Les CCI proposent souvent des accompagnements gratuits ou à faible coût pour structurer la démarche, accéder à des bases de données sectorielles et valider la méthodologie. Bpifrance création met à disposition des fiches sectorielles régulièrement mises à jour. Ces ressources sont sous-utilisées par les porteurs de projet, alors qu’elles constituent un avantage concret par rapport à une démarche entièrement autodidacte.
FAQ
Comment faire une étude de marché pour création d’entreprise ?
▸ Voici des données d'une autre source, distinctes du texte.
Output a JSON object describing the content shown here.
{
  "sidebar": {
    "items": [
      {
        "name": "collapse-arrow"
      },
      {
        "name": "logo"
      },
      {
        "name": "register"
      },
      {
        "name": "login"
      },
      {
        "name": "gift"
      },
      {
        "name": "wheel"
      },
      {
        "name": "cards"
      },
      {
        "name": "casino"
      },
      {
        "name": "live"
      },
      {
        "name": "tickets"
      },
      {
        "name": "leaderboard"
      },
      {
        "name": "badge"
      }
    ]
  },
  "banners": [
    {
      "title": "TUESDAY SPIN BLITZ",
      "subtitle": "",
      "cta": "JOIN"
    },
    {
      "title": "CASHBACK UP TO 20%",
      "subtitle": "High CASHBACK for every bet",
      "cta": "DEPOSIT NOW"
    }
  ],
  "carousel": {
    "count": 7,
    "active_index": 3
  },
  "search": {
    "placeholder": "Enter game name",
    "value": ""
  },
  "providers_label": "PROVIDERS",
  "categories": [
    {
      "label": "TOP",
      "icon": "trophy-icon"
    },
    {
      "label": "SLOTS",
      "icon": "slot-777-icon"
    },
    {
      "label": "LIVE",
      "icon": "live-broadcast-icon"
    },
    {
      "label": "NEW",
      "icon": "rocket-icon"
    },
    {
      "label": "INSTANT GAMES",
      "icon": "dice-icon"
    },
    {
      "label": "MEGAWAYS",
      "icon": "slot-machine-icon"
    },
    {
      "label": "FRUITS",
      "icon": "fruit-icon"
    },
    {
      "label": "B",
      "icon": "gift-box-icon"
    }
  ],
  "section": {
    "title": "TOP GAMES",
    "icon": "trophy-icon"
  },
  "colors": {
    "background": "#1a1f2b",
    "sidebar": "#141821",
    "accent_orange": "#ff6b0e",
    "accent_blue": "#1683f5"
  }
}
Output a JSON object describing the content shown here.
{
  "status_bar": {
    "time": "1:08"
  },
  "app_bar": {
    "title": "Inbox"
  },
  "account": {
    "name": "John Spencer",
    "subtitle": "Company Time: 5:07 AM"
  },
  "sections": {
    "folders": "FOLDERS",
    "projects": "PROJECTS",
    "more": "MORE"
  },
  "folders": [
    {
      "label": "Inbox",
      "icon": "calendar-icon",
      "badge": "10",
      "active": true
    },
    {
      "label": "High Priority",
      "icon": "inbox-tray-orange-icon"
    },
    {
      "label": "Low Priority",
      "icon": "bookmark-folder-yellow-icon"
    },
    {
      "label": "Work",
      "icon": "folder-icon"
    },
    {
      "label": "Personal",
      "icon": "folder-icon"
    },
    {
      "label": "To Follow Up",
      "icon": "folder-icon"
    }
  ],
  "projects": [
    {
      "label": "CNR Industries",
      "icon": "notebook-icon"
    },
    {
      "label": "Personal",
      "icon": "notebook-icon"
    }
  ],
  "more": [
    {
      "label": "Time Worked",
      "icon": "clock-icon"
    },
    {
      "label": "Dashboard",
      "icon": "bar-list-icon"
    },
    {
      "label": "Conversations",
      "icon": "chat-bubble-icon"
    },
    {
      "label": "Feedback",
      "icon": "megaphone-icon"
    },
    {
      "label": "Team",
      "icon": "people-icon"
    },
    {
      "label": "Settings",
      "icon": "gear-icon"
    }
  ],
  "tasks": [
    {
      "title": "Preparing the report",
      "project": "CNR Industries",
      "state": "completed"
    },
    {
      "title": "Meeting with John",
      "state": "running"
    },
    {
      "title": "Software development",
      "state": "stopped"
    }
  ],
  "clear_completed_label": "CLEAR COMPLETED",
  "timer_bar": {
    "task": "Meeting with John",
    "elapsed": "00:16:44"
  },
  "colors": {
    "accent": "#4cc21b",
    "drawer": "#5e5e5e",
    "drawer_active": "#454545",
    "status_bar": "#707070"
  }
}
Commencez par cadrer votre marché et formuler des hypothèses testables, puis collectez des données en trois phases : documentaire (INSEE, CCI, bpifrance création), qualitative (10 à 15 entretiens), quantitative (questionnaire sur 100 réponses minimum). Analysez successivement la demande, l’offre concurrentielle et l’environnement macro. Traduisez les résultats en choix d’offre, de prix et de canaux, puis chiffrez un prévisionnel pour prendre une décision go no go argumentée.
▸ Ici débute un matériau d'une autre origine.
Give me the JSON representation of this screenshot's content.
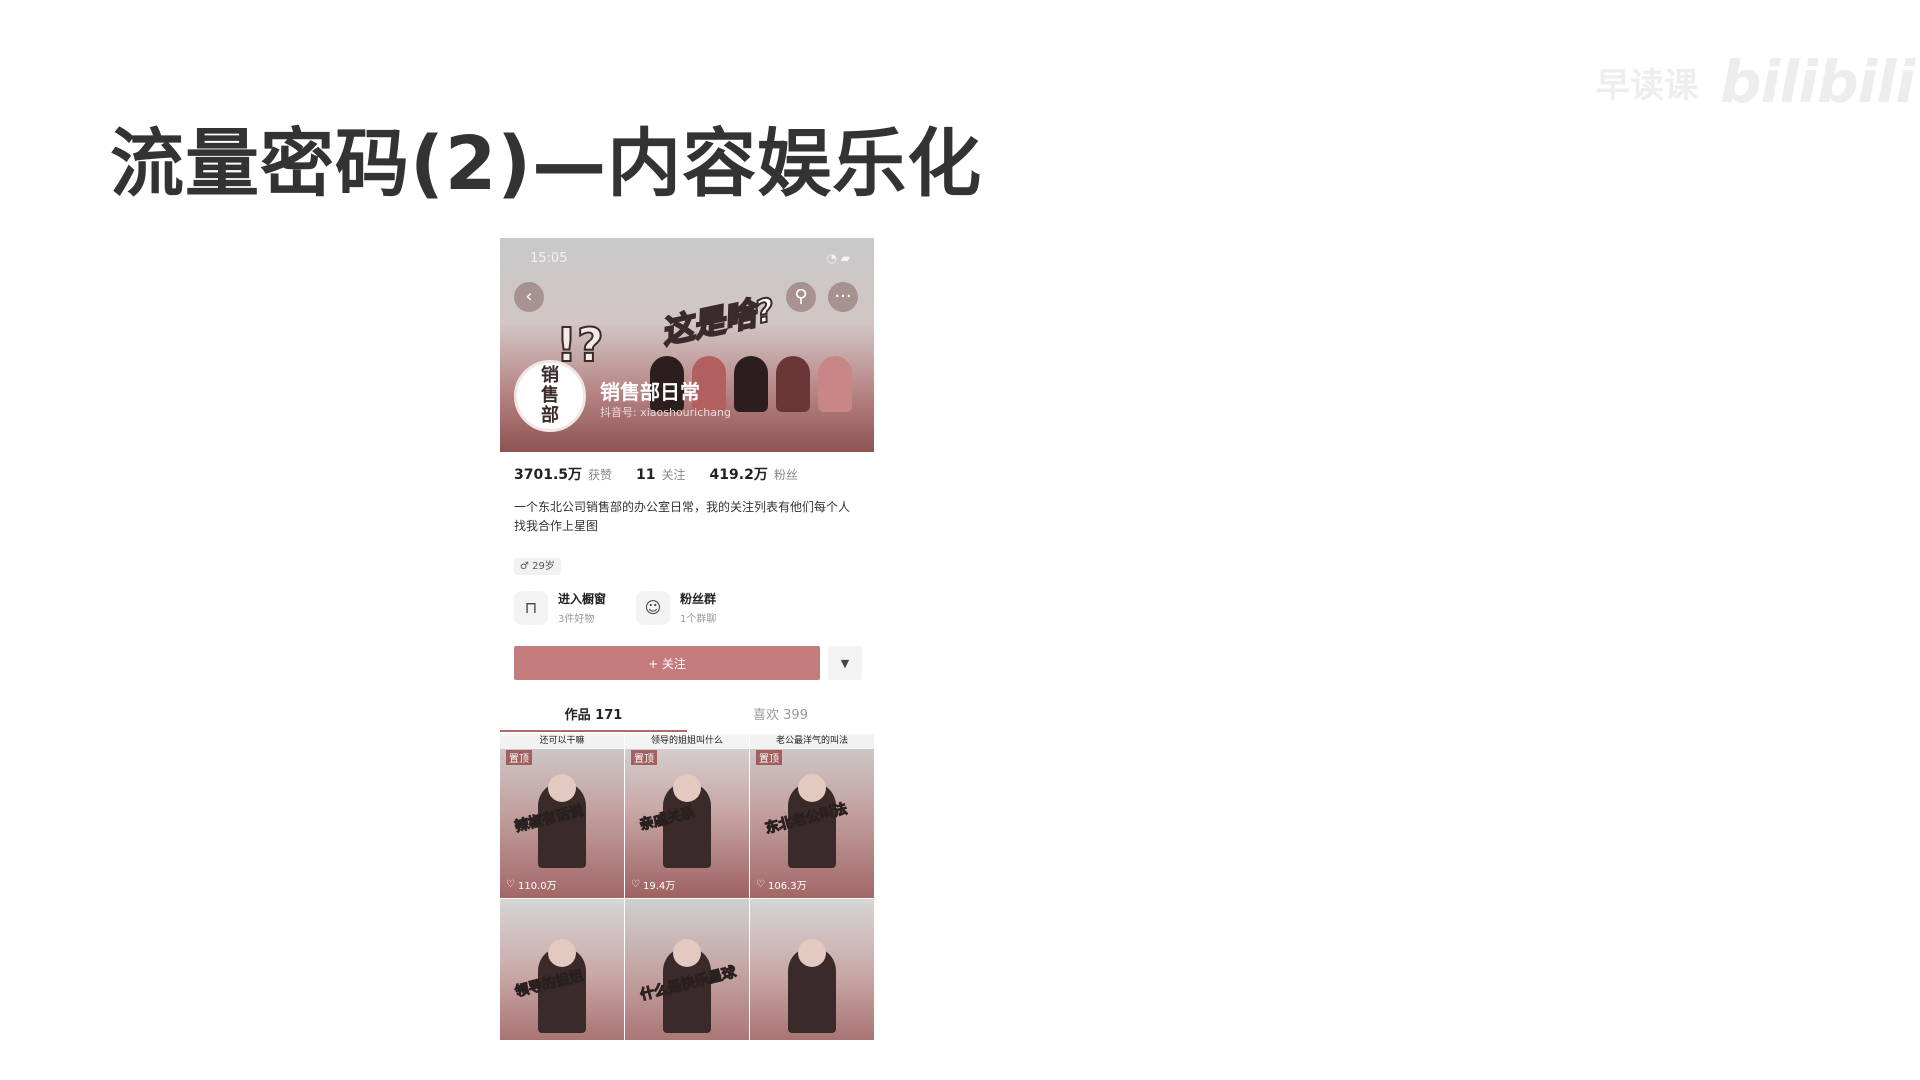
{
  "slide": {
    "title": "流量密码(2)—内容娱乐化",
    "watermark_text": "早读课",
    "watermark_logo": "bilibili"
  },
  "phone": {
    "status_time": "15:05",
    "status_icons": "◔ ▰",
    "banner_text": "这是啥?",
    "banner_marks": "!?",
    "avatar_text": "销\n售\n部",
    "account_name": "销售部日常",
    "account_id": "抖音号: xiaoshourichang",
    "stats": [
      {
        "value": "3701.5万",
        "label": "获赞"
      },
      {
        "value": "11",
        "label": "关注"
      },
      {
        "value": "419.2万",
        "label": "粉丝"
      }
    ],
    "bio_line1": "一个东北公司销售部的办公室日常，我的关注列表有他们每个人",
    "bio_line2": "找我合作上星图",
    "age_tag": "♂ 29岁",
    "features": [
      {
        "icon": "shopping-bag-icon",
        "title": "进入橱窗",
        "subtitle": "3件好物"
      },
      {
        "icon": "fan-group-icon",
        "title": "粉丝群",
        "subtitle": "1个群聊"
      }
    ],
    "follow_label": "+ 关注",
    "dropdown_label": "▼",
    "tabs": [
      {
        "label": "作品 171",
        "active": true
      },
      {
        "label": "喜欢 399",
        "active": false
      }
    ],
    "videos": [
      {
        "caption": "还可以干嘛",
        "pinned": "置顶",
        "sticker": "辣椒有话说",
        "likes": "110.0万"
      },
      {
        "caption": "领导的姐姐叫什么",
        "pinned": "置顶",
        "sticker": "亲戚关系",
        "likes": "19.4万"
      },
      {
        "caption": "老公最洋气的叫法",
        "pinned": "置顶",
        "sticker": "东北老公叫法",
        "likes": "106.3万"
      },
      {
        "caption": "",
        "pinned": "",
        "sticker": "领导的姐姐",
        "likes": ""
      },
      {
        "caption": "",
        "pinned": "",
        "sticker": "什么是快乐星球",
        "likes": ""
      },
      {
        "caption": "",
        "pinned": "",
        "sticker": "",
        "likes": ""
      }
    ]
  },
  "colors": {
    "accent": "#c37b7b",
    "banner_dark": "#8e5353"
  }
}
Quelles sont les 4 étapes de l’étude de marché ?
Les quatre étapes sont : 1) définir le marché (périmètre, cible, hypothèses), 2) analyser la demande (segments, personas, TAM SAM SOM, preuve d’achat), 3) analyser l’offre (benchmark concurrentiel, positionnement, proposition de valeur), 4) analyser l’environnement (PESTEL, réglementation, scénarios). Chaque étape produit un livrable qui alimente la suivante.
Quels sont les 3 types d’études de marché ?
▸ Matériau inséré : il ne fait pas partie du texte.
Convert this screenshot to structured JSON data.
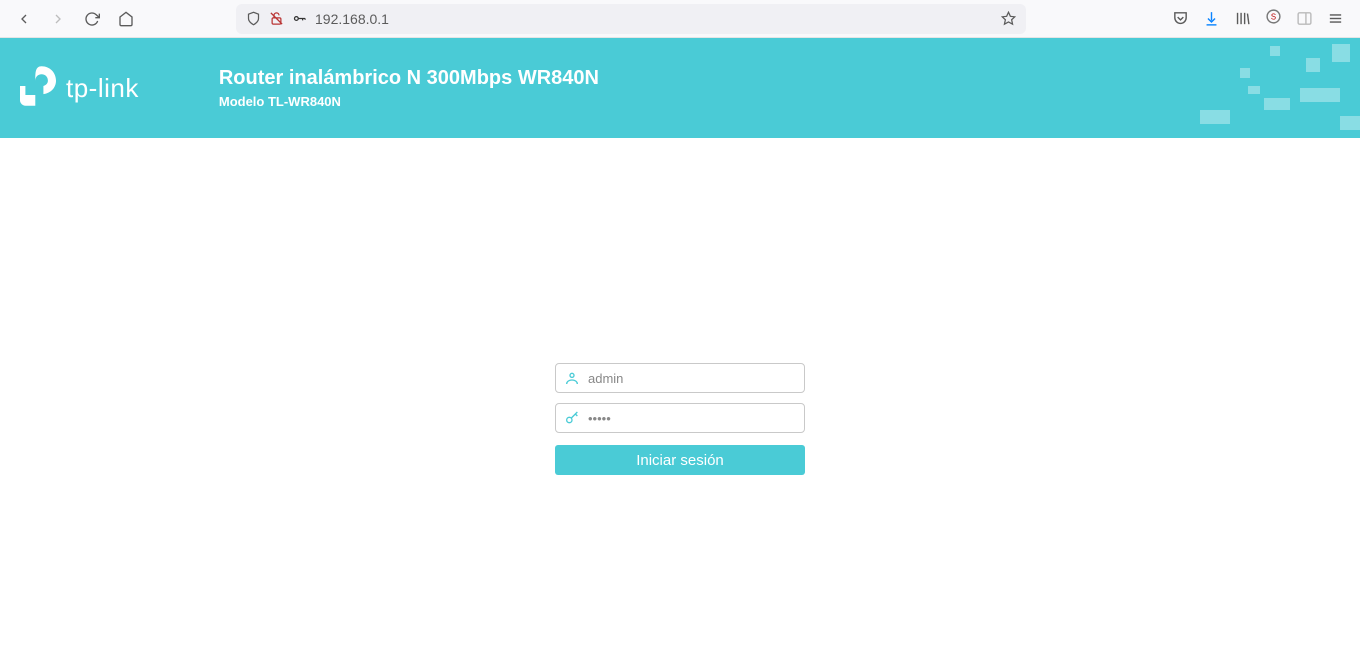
{
  "browser": {
    "url": "192.168.0.1"
  },
  "banner": {
    "brand": "tp-link",
    "title": "Router inalámbrico N 300Mbps WR840N",
    "subtitle": "Modelo TL-WR840N"
  },
  "login": {
    "username_value": "admin",
    "password_value": "•••••",
    "button_label": "Iniciar sesión"
  }
}
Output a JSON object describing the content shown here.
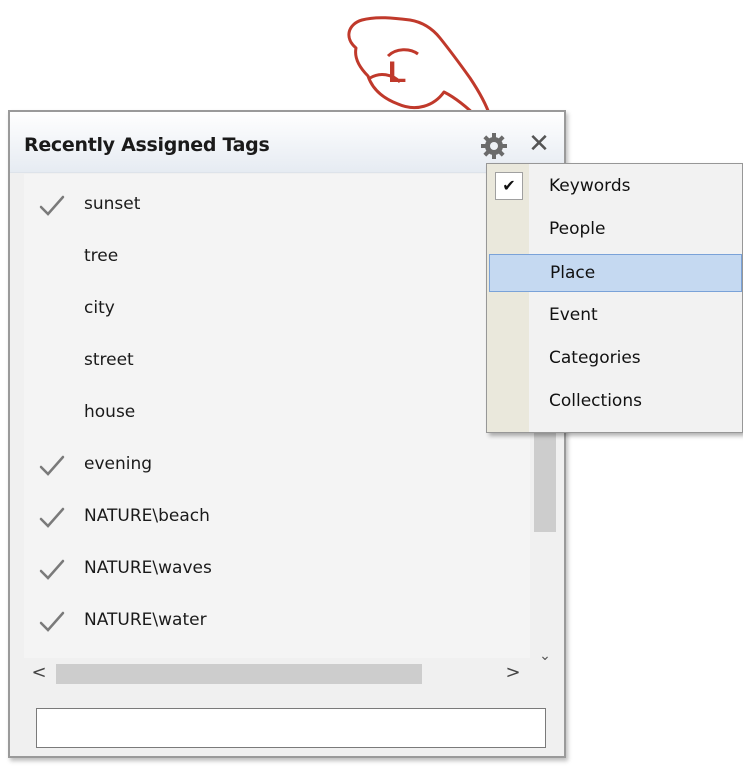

L’étude documentaire (ou secondaire) exploite des données existantes pour cadrer les ordres de grandeur du marché. L’étude qualitative repose sur des entretiens approfondis pour comprendre motivations et freins. L’étude quantitative utilise un questionnaire structuré pour mesurer et généraliser. L’ordre logique est toujours : documentaire d’abord, puis qualitatif, puis quantitatif.
Comment réaliser une étude de marché pour une nouvelle idée d’entreprise ?
Formulez d’abord des hypothèses précises sur le problème, la cible et le prix, avec des seuils de validation définis en amont. Conduisez des entretiens qualitatifs sur votre cible réelle (pas votre réseau proche) pour comprendre le besoin dans les mots du client. Testez ensuite l’intention d’achat avec une preuve concrète (landing page, précommande). Croisez ces résultats avec les données de marché disponibles pour estimer un SOM réaliste et le confronter à votre prévisionnel.
Une étude de marché bien conduite ne garantit pas le succès — elle réduit la part d’inconnu à un niveau gérable. Elle transforme une conviction en décision argumentée, et une idée en projet finançable. Le temps investi en amont se récupère largement sur les erreurs évitées en phase de lancement.